I guess something like that would work. If you're writing an email then you need an Internet connection, and so sending the voice data to a speech server would be plausible. The only downside would be if it used up a lot of data transfer/bandwidth, and the user was on metered bandwidth.
The lag would be a bit of a drawback, because if the Speech Server guessed incorrectly what you said, but you kept talking (due to the processing lag), then you would have to go back and correct what you had said.
And also sometimes the Live Maps speech recognition is WAY off. Like I'll say "1 Jefferson Parkway" and it will come back with something like "Did you say 'Parkstone Apartments?'"
It's also speaker-independent, so you don't do any training. I would rather train an app to recognize my voice specifically, because I would be the only user of it.
But it may be my only solution for right now. Thanks for the info! I was beginning to think that no one knew the answer.
Click to expand...
Click to collapse
perhaps, but there IS a speech application loaded ON a Windows Mobile 6.1 which has text-to-speech capabilities and speech recognition
(my Blackjack II loaded with Wm6.1 has this capability)
can't find any API to use it though... only way to activate this TTS capability is to
1) sms announcing
2) appointment announcing
3) call announcing
no actual program to do TTS...
Any progress on this or any other speech-to-text program? I'm really interested in finding one.
Wouldn't mind being a beta tester, either.
*Double Post*
DELETE
Let's say I have two or more voices installed for the same language - country combination, like "en-US". One could be female, the other male voice for example. How could I switch these programmatically? There seems to be no way...
I can easily switch any time between "en-UK" and "en-US" voices by using something like:
myTTS.setLanguage(locale);
but for switching voices within the same locale, nothing. Looks to me like a flaw in Android TextToSpeech class design... Or is there some way of which I'm not aware? FYI, the high quality IVONA voices (still in free beta in Google Play Store) have "Select preferred voice" setting for each language locale. The other TTS engines I have installed (Pico, Google and SVOX Classic) do not offer this option yet, so maybe the only way to do this would be to access the private settings of IVONA engine?
Greg
Does anyone know if google has opened source code for offline voice recognition ? And if yes, where can I find them ?
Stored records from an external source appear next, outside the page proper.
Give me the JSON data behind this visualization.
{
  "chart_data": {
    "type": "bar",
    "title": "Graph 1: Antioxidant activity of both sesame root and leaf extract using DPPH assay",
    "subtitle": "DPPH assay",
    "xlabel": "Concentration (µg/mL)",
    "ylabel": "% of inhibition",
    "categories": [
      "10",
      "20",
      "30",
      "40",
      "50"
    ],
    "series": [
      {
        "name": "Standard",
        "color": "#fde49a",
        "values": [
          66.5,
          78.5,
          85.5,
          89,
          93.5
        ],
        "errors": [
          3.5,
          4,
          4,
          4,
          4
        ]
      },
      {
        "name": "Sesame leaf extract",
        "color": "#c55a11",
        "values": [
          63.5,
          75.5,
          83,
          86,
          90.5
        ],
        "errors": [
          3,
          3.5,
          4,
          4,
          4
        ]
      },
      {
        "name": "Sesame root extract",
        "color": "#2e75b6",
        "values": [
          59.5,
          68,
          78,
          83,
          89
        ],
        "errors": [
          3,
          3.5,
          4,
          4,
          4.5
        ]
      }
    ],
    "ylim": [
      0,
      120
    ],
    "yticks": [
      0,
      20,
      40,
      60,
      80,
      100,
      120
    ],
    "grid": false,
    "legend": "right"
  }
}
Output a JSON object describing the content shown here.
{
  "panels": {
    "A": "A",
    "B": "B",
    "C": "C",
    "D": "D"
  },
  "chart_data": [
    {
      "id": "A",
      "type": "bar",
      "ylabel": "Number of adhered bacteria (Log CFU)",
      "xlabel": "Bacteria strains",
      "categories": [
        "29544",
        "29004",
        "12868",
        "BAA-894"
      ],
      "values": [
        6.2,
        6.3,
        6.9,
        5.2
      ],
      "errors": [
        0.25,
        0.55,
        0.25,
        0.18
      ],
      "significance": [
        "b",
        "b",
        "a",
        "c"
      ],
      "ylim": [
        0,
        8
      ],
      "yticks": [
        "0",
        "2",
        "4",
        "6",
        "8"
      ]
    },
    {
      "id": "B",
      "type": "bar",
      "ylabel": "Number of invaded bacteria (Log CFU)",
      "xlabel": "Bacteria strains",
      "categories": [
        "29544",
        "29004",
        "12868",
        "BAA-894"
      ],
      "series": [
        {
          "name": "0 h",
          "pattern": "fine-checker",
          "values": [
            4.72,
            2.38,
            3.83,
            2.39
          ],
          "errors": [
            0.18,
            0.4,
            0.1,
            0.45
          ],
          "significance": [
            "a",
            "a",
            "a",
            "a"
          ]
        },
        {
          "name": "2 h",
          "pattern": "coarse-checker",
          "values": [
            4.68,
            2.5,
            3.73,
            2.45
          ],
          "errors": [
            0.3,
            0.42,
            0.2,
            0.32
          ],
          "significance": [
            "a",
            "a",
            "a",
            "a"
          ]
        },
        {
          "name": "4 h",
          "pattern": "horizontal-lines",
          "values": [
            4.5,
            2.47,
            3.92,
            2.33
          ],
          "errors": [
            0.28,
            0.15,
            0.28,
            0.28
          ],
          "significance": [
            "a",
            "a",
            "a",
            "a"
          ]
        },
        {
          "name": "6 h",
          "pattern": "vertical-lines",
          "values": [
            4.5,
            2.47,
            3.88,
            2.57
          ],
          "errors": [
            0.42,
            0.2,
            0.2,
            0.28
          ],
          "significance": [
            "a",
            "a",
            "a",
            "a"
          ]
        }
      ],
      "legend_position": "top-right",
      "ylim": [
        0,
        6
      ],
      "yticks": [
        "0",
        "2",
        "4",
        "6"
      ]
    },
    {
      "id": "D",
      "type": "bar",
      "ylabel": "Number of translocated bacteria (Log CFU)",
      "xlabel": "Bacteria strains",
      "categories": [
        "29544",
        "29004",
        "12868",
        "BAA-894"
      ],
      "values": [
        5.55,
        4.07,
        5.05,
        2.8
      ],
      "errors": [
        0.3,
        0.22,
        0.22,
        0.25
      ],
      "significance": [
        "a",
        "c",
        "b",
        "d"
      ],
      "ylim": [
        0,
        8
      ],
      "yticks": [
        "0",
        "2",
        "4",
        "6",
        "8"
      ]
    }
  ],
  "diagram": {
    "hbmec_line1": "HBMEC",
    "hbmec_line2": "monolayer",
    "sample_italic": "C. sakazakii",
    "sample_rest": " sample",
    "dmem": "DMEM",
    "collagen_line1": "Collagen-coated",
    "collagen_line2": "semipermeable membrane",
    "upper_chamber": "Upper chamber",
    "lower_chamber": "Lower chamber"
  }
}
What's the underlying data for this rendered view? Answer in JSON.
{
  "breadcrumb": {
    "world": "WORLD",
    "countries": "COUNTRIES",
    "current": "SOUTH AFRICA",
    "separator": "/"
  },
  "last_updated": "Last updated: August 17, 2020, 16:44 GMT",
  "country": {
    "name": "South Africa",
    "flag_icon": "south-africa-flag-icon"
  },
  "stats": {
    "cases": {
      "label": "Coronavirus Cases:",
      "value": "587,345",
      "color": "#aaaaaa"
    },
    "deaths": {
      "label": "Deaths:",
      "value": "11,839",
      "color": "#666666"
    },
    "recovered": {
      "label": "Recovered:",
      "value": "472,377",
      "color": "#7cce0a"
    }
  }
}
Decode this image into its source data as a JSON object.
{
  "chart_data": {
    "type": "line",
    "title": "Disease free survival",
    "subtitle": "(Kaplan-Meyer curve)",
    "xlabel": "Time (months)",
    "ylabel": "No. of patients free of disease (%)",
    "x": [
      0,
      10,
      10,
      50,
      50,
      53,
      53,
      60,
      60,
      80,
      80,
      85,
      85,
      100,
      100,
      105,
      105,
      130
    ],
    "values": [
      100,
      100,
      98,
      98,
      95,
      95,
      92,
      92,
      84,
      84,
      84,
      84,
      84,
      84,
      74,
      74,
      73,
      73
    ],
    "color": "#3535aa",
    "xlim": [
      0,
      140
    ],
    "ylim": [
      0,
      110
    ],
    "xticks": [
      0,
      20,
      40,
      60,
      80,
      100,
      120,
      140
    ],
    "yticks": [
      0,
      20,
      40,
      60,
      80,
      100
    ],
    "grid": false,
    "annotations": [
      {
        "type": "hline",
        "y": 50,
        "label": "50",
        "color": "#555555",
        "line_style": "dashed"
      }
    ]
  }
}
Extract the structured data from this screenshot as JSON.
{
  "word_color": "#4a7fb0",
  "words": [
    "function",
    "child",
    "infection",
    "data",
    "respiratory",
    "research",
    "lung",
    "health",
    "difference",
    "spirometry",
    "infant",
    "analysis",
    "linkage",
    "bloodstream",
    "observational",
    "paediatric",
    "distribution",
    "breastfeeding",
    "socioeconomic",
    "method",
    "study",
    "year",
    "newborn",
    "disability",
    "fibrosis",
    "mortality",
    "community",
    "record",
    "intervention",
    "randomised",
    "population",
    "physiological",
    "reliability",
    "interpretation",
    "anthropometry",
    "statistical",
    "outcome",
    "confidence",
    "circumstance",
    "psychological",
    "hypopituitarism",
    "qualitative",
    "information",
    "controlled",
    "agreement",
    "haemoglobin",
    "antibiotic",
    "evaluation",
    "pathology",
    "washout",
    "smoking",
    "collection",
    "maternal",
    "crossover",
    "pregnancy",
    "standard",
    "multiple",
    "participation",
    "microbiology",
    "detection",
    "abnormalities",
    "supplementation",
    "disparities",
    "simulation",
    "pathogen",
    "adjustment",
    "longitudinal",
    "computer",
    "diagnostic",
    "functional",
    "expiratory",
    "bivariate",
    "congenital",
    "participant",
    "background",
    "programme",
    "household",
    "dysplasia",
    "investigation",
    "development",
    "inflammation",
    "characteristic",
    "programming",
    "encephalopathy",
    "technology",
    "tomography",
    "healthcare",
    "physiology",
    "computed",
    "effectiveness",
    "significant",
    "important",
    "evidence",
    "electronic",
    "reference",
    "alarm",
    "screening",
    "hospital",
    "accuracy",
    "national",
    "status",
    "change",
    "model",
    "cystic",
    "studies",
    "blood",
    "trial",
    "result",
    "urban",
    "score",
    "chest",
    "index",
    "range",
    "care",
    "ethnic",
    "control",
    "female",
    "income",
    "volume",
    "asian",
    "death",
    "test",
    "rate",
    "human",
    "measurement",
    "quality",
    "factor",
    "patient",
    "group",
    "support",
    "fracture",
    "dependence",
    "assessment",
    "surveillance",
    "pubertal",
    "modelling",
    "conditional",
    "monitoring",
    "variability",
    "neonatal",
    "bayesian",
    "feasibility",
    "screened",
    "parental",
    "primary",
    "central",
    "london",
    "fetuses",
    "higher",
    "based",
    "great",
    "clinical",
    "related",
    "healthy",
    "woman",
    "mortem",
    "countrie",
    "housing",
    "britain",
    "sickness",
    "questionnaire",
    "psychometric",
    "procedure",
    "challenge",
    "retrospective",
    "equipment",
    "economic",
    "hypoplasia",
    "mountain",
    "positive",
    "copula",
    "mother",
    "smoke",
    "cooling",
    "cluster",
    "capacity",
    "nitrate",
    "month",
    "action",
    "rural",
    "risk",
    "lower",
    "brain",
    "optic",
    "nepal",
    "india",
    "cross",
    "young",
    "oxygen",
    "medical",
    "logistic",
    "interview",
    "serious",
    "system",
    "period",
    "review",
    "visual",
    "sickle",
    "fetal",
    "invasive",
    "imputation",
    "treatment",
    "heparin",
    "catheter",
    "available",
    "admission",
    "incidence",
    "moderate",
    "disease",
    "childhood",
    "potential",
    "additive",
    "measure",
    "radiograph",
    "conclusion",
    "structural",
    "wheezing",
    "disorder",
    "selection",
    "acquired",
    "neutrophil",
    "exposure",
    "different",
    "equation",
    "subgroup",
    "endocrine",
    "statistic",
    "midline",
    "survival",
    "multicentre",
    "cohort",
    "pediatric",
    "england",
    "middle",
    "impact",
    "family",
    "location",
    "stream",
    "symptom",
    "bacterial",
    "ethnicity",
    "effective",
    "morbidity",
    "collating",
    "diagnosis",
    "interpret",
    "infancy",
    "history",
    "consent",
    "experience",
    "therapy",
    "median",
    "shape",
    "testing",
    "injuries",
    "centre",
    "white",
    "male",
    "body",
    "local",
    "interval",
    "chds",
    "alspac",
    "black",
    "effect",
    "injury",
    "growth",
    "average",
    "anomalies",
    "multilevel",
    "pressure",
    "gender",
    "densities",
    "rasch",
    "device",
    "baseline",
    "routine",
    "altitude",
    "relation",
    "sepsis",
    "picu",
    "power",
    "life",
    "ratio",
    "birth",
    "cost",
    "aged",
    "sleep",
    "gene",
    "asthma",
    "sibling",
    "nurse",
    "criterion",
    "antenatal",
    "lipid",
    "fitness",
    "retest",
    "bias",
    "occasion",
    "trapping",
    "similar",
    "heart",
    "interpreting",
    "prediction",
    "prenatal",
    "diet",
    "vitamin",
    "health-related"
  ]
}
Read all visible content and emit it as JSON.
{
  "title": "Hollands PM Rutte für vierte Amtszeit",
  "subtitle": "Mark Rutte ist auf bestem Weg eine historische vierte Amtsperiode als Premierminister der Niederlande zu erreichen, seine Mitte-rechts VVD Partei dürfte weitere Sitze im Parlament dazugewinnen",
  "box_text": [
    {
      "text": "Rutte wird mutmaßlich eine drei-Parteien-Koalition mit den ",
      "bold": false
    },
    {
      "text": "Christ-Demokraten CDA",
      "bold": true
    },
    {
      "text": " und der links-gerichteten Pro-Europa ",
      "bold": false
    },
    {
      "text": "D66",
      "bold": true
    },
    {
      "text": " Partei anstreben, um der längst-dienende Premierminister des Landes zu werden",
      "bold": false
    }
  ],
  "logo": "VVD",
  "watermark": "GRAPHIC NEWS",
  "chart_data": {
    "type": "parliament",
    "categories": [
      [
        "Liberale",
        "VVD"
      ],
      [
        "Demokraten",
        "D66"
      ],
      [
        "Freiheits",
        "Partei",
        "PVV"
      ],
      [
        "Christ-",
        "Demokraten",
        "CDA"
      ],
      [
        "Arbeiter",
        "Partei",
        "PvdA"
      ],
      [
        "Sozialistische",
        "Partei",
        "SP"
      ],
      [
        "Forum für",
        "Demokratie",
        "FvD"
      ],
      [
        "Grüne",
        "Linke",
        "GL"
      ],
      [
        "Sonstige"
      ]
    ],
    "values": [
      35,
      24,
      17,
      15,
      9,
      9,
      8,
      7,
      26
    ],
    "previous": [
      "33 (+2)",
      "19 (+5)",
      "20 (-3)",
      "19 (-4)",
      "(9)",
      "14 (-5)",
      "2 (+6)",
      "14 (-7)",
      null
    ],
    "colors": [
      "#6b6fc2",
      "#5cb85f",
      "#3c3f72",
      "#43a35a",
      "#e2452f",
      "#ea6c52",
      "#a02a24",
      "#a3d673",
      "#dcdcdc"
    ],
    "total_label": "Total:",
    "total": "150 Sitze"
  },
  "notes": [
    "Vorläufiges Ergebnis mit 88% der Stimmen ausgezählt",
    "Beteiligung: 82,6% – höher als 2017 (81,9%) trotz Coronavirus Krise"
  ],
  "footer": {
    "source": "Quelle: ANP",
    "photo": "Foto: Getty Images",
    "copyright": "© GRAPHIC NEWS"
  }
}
As I understood srec from nuance is not that - it is old online recognition system, right ?
Hi, I am a Dyslexic android user, and I work in disability services for a small university. I am wondering if there is a practical TTS solution which would be simpler than the common "copy/paste" apps.
iOS has VoiceOver, which (for Dyslexics) puts Android TTS support to shame.
My dream is to be able to point to a chunk of text and have it read aloud without switching apps. Is there any workaround or plugin I could use to make this possible?
I have a Verizon HTC Droid DNA. I would be willing to root this if there is a possibility of this working.
I have tasker run functions, and it sometimes talks to me, now coming from a 2.3 device to a 4.3 I see the voice is different, and it's not terribly nice, are there any alternative voices to try? I know in the past other makers (Samsung) have had different voices)
I'll answer my own question in case anyone else finds this useful.
If you're unhappy with text to speech on your android device, there's several options to try both paid & unpaid.
For me (after extensive research & testing) I found this solution works best.
Svox Classic Text To Speech Engine
https://play.google.com/store/apps/details?id=com.svox.classic
and the voice I used for maximum clarity & easy on the ears was this:
SVOX US English Grace Voice
https://play.google.com/store/apps/details?id=com.svox.classic.langpack.eng_usa_fem
Naturally your mileage will vary, but this one worked for me. It doesn't seem to work in google now speech, but in maps (navigation), tasker & FBReadet TTs it does.